How well do narratives help inform your perspective?

Disclaimer

AnalystConsensusTarget is a tool utilizing a Large Language Model (LLM) that ingests data on consensus price targets, forecasted revenue and earnings figures, as well as the transcripts of earnings calls to produce qualitative analysis. The narratives produced by AnalystConsensusTarget are general in nature and are based solely on analyst data and publicly-available material published by the respective companies. These scenarios are not indicative of the company's future performance and are exploratory in nature. Simply Wall St has no position in the company(s) mentioned.
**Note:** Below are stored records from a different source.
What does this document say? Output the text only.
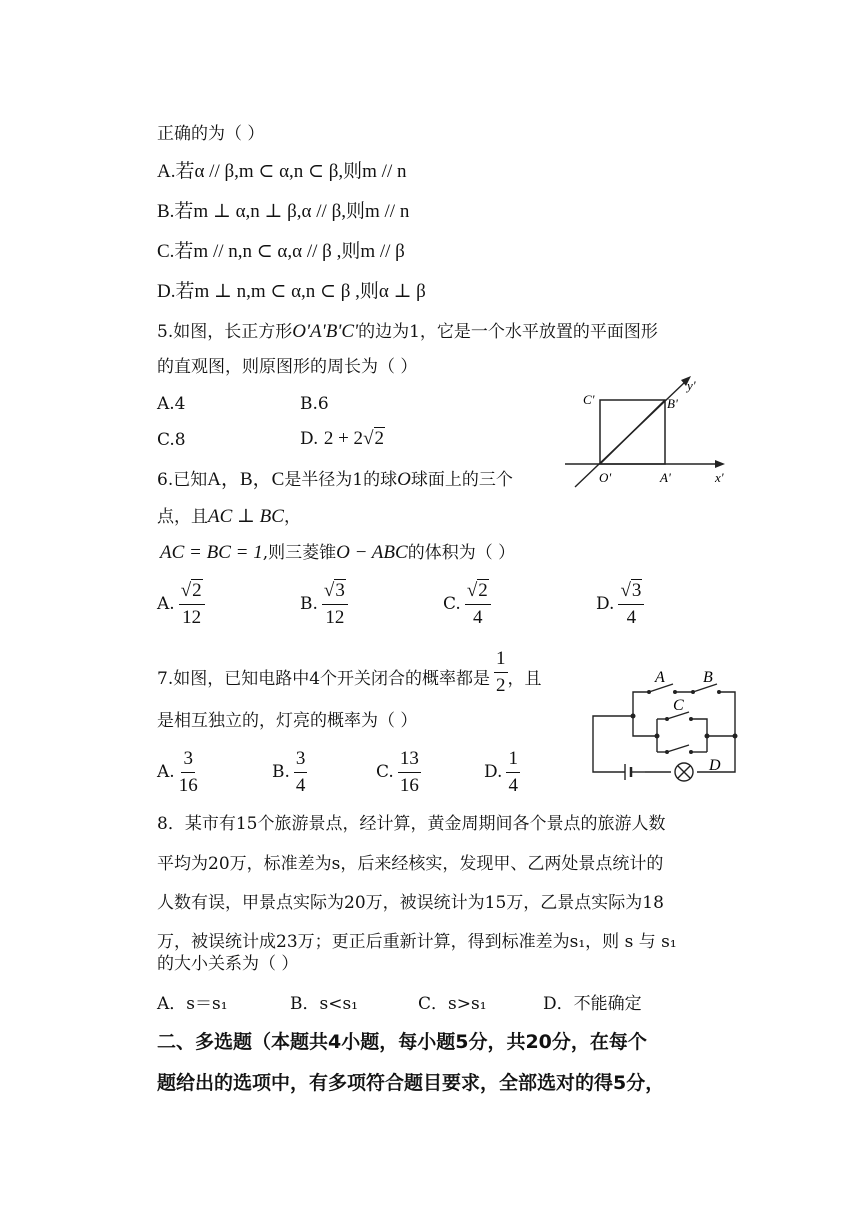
正确的为（ ）
A.若α // β,m ⊂ α,n ⊂ β,则m // n
B.若m ⊥ α,n ⊥ β,α // β,则m // n
C.若m // n,n ⊂ α,α // β ,则m // β
D.若m ⊥ n,m ⊂ α,n ⊂ β ,则α ⊥ β
5.如图，长正方形O'A'B'C'的边为1，它是一个水平放置的平面图形
的直观图，则原图形的周长为（ ）
A.4	B.6
C.8	D. 2 + 2√2
C'	B'
O'	A'	x'
y'
6.已知A，B，C是半径为1的球O球面上的三个
点，且AC ⊥ BC，
AC = BC = 1,则三菱锥O − ABC的体积为（ ）
A. $\frac{√2}{12}$	B. $\frac{√3}{12}$	C. $\frac{√2}{4}$	D. $\frac{√3}{4}$
7.如图，已知电路中4个开关闭合的概率都是 $\frac{1}{2}$ ，且
是相互独立的，灯亮的概率为（ ）
A. $\frac{3}{16}$	B. $\frac{3}{4}$	C. $\frac{13}{16}$	D. $\frac{1}{4}$
A B
C
D
8．某市有15个旅游景点，经计算，黄金周期间各个景点的旅游人数
平均为20万，标准差为s，后来经核实，发现甲、乙两处景点统计的
人数有误，甲景点实际为20万，被误统计为15万，乙景点实际为18
万，被误统计成23万；更正后重新计算，得到标准差为s₁，则 s 与 s₁
的大小关系为（ ）
A．s＝s₁	B．s<s₁	C．s>s₁	D．不能确定
二、多选题（本题共4小题，每小题5分，共20分，在每个
题给出的选项中，有多项符合题目要求，全部选对的得5分，
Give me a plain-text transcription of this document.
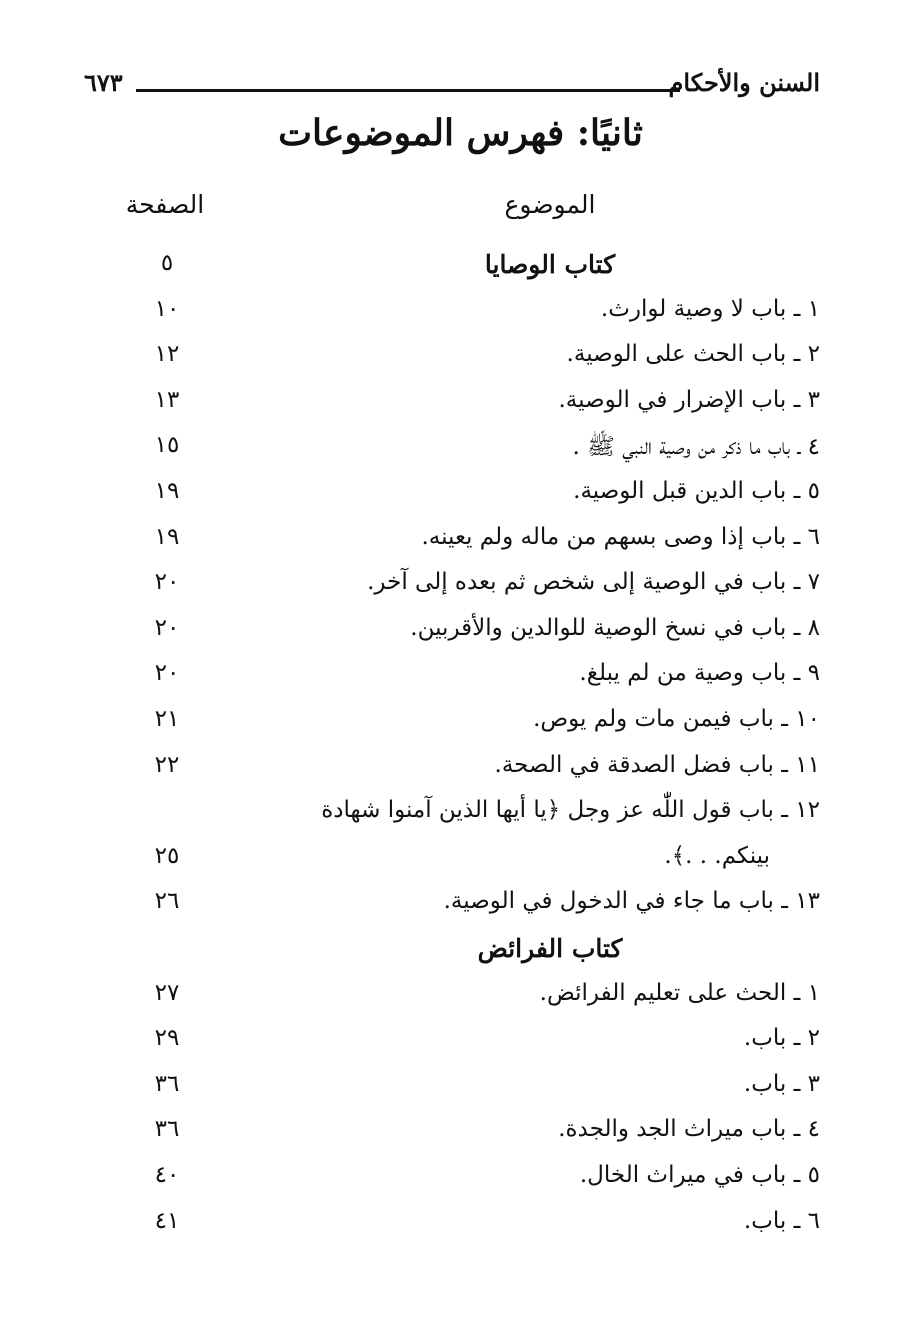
السنن والأحكام
٦٧٣
ثانيًا: فهرس الموضوعات
الموضوع
الصفحة
كتاب الوصايا
٥
١ ـ باب لا وصية لوارث.
١٠
٢ ـ باب الحث على الوصية.
١٢
٣ ـ باب الإضرار في الوصية.
١٣
٤ ـ باب ما ذكر من وصية النبي ﷺ .
١٥
٥ ـ باب الدين قبل الوصية.
١٩
٦ ـ باب إذا وصى بسهم من ماله ولم يعينه.
١٩
٧ ـ باب في الوصية إلى شخص ثم بعده إلى آخر.
٢٠
٨ ـ باب في نسخ الوصية للوالدين والأقربين.
٢٠
٩ ـ باب وصية من لم يبلغ.
٢٠
١٠ ـ باب فيمن مات ولم يوص.
٢١
١١ ـ باب فضل الصدقة في الصحة.
٢٢
١٢ ـ باب قول اللّٰه عز وجل ﴿يا أيها الذين آمنوا شهادة
بينكم. . .﴾.
٢٥
١٣ ـ باب ما جاء في الدخول في الوصية.
٢٦
كتاب الفرائض
١ ـ الحث على تعليم الفرائض.
٢٧
٢ ـ باب.
٢٩
٣ ـ باب.
٣٦
٤ ـ باب ميراث الجد والجدة.
٣٦
٥ ـ باب في ميراث الخال.
٤٠
٦ ـ باب.
٤١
Simply Wall St may provide the securities issuer or related entities with website advertising services for a fee, on an arm's length basis. These relationships have no impact on the way we conduct our business, the content we host, or how our content is served to users. The price targets and estimates used are consensus data, and do not constitute a recommendation to buy or sell any stock, and they do not take account of your objectives, or your financial situation. Note that AnalystConsensusTarget's analysis may not factor in the latest price-sensitive company announcements or qualitative material.